My stereo supports a format called DVD-Audio, along with AM/FM/XM/CD/cassette. DVD-Audio flopped as a commercial format, but I have software to burn my own discs. The advantage to that is I can burn lossless music in either CD-standard resolution (16-bit/44.1-kHz) or in high-resolution (generally 24-bit/88.2- or 96-kHz .FLAC albums purchased from HDTracks.com), and if I use CD resolution (ripped to .WAV) I can fit substantially more than a single CD's worth of music on one disc due to the higher storage capacity of a DVD while not sacrificing sound quality due to lossy compression.

I store them all in these sleeves I get from Staples because then they fit nicely in the drawer underneath the stereo. I think I have about 20 discs in there, maybe four of which are CDs and the rest DVD-Audio. That's enough music to go across North America and back without repeating anything.

I only have a few commercial DVD-Audio discs. Listening to high-rez multichannel audio in the car is an interesting experience. In theory, it's easier for the audio engineer to make multichannel work in a vehicular environment because the seating positions are fixed, unlike at home. But road noise, coupled with the need to focus on driving, makes it a little bit pointless.
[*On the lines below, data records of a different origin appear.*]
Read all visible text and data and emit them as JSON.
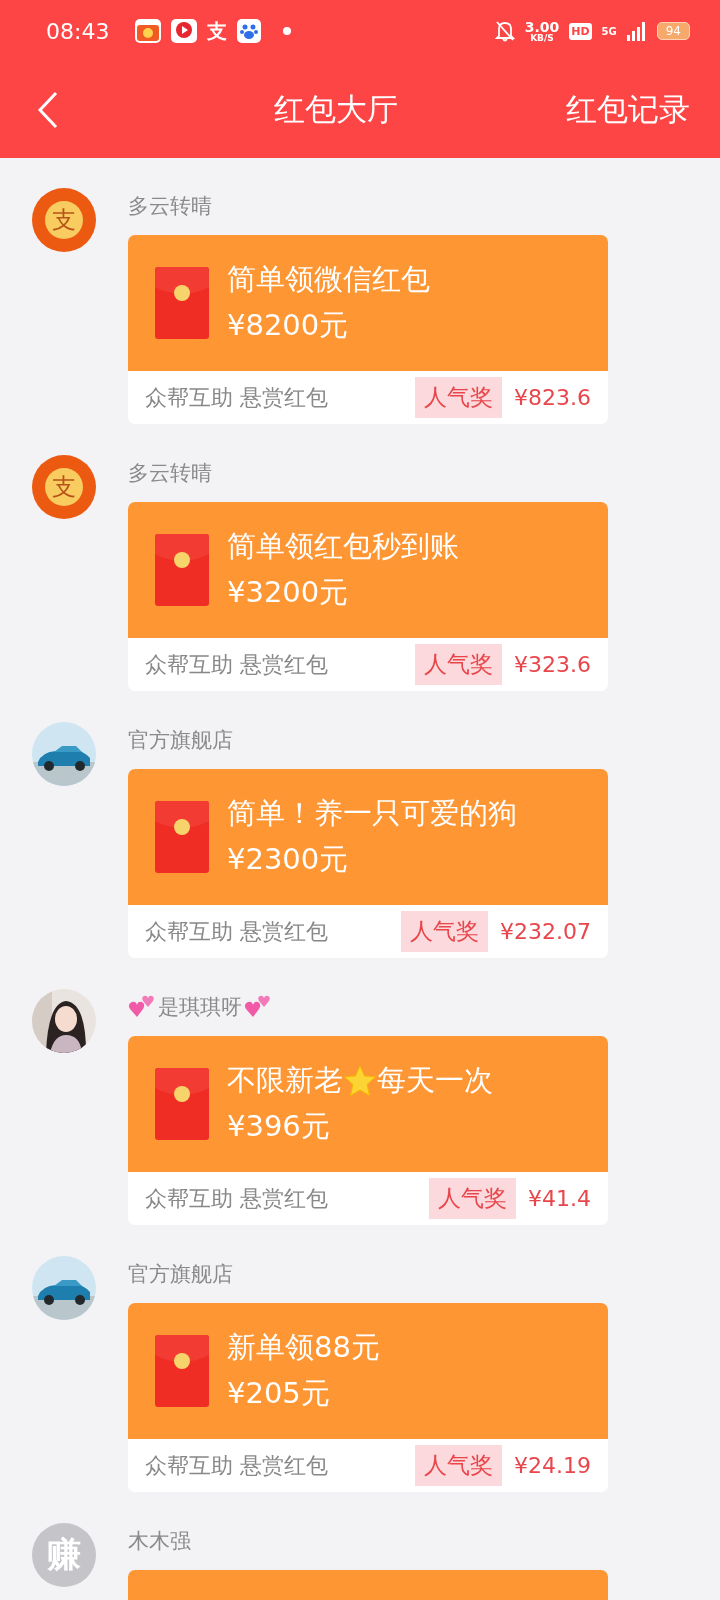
{
  "status_bar": {
    "time": "08:43",
    "apps": [
      {
        "kind": "red-app"
      },
      {
        "kind": "video-app"
      },
      {
        "kind": "glyph",
        "glyph": "支"
      },
      {
        "kind": "paw-app"
      }
    ],
    "speed": "3.00",
    "speed_unit": "KB/S",
    "hd": "HD",
    "network": "5G",
    "battery": "94"
  },
  "header": {
    "title": "红包大厅",
    "action": "红包记录"
  },
  "items": [
    {
      "avatar": {
        "kind": "logo",
        "glyph": "支"
      },
      "name": [
        {
          "kind": "text",
          "text": "多云转晴"
        }
      ],
      "card": {
        "kind": "full",
        "title": [
          {
            "kind": "text",
            "text": "简单领微信红包"
          }
        ],
        "amount": "¥8200元",
        "footer": "众帮互助 悬赏红包",
        "badge": "人气奖",
        "reward": "¥823.6"
      }
    },
    {
      "avatar": {
        "kind": "logo",
        "glyph": "支"
      },
      "name": [
        {
          "kind": "text",
          "text": "多云转晴"
        }
      ],
      "card": {
        "kind": "full",
        "title": [
          {
            "kind": "text",
            "text": "简单领红包秒到账"
          }
        ],
        "amount": "¥3200元",
        "footer": "众帮互助 悬赏红包",
        "badge": "人气奖",
        "reward": "¥323.6"
      }
    },
    {
      "name": [
        {
          "kind": "text",
          "text": "官方旗舰店"
        }
      ],
      "card": {
        "kind": "full",
        "title": [
          {
            "kind": "text",
            "text": "简单！养一只可爱的狗"
          }
        ],
        "amount": "¥2300元",
        "footer": "众帮互助 悬赏红包",
        "badge": "人气奖",
        "reward": "¥232.07"
      }
    },
    {
      "avatar": {
        "kind": "person"
      },
      "name": [
        {
          "kind": "hearts"
        },
        {
          "kind": "text",
          "text": "是琪琪呀"
        },
        {
          "kind": "hearts"
        }
      ],
      "card": {
        "kind": "full",
        "title": [
          {
            "kind": "text",
            "text": "不限新老"
          },
          {
            "kind": "star"
          },
          {
            "kind": "text",
            "text": "每天一次"
          }
        ],
        "amount": "¥396元",
        "footer": "众帮互助 悬赏红包",
        "badge": "人气奖",
        "reward": "¥41.4"
      }
    },
    {
      "name": [
        {
          "kind": "text",
          "text": "官方旗舰店"
        }
      ],
      "card": {
        "kind": "full",
        "title": [
          {
            "kind": "text",
            "text": "新单领88元"
          }
        ],
        "amount": "¥205元",
        "footer": "众帮互助 悬赏红包",
        "badge": "人气奖",
        "reward": "¥24.19"
      }
    },
    {
      "avatar": {
        "kind": "letter",
        "glyph": "赚"
      },
      "name": [
        {
          "kind": "text",
          "text": "木木强"
        }
      ],
      "card": {
        "kind": "cut"
      }
    }
  ]
}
It IS interesting to use the recording of the 1812 Overture released by the Telarc label to demonstrate one's system, however (this applies at home, too)–the sound of cannonballs flying past the passengers' heads makes for a fun time.



"You know, you never have a guaranteed spot until you have a spot guaranteed."
—Olaf Kolzig, as quoted in the Washington Times on March 28, 2003,
commenting on the Capitals clinching a playoff spot.

"That sounded stupid, didn't it?"
—Kolzig, to the same reporter a few seconds later.

realjd

8 years ago maybe? Around the time I first got a satellite radio subscription. Nowadays is always satellite radio or audio streamed from my iphone over Bluetooth (podcasts, pandora, albums, etc.).

jeffandnicole

I always preferred the XM radio myself, but my wife has some CDs in both our cars she'll play on occasion.

Quote from: Jardine on April 06, 2014, 05:30:07 PM
Don't laugh, I played some Christmas music on a CD in my work van just a couple days ago.

I just took down my Christmas Trees from the front yard April 2.  I have them arranged nicely, and light red & white approaching Valentines Day, and green & white approaching St. Patricks Day, so they don't look too out of place.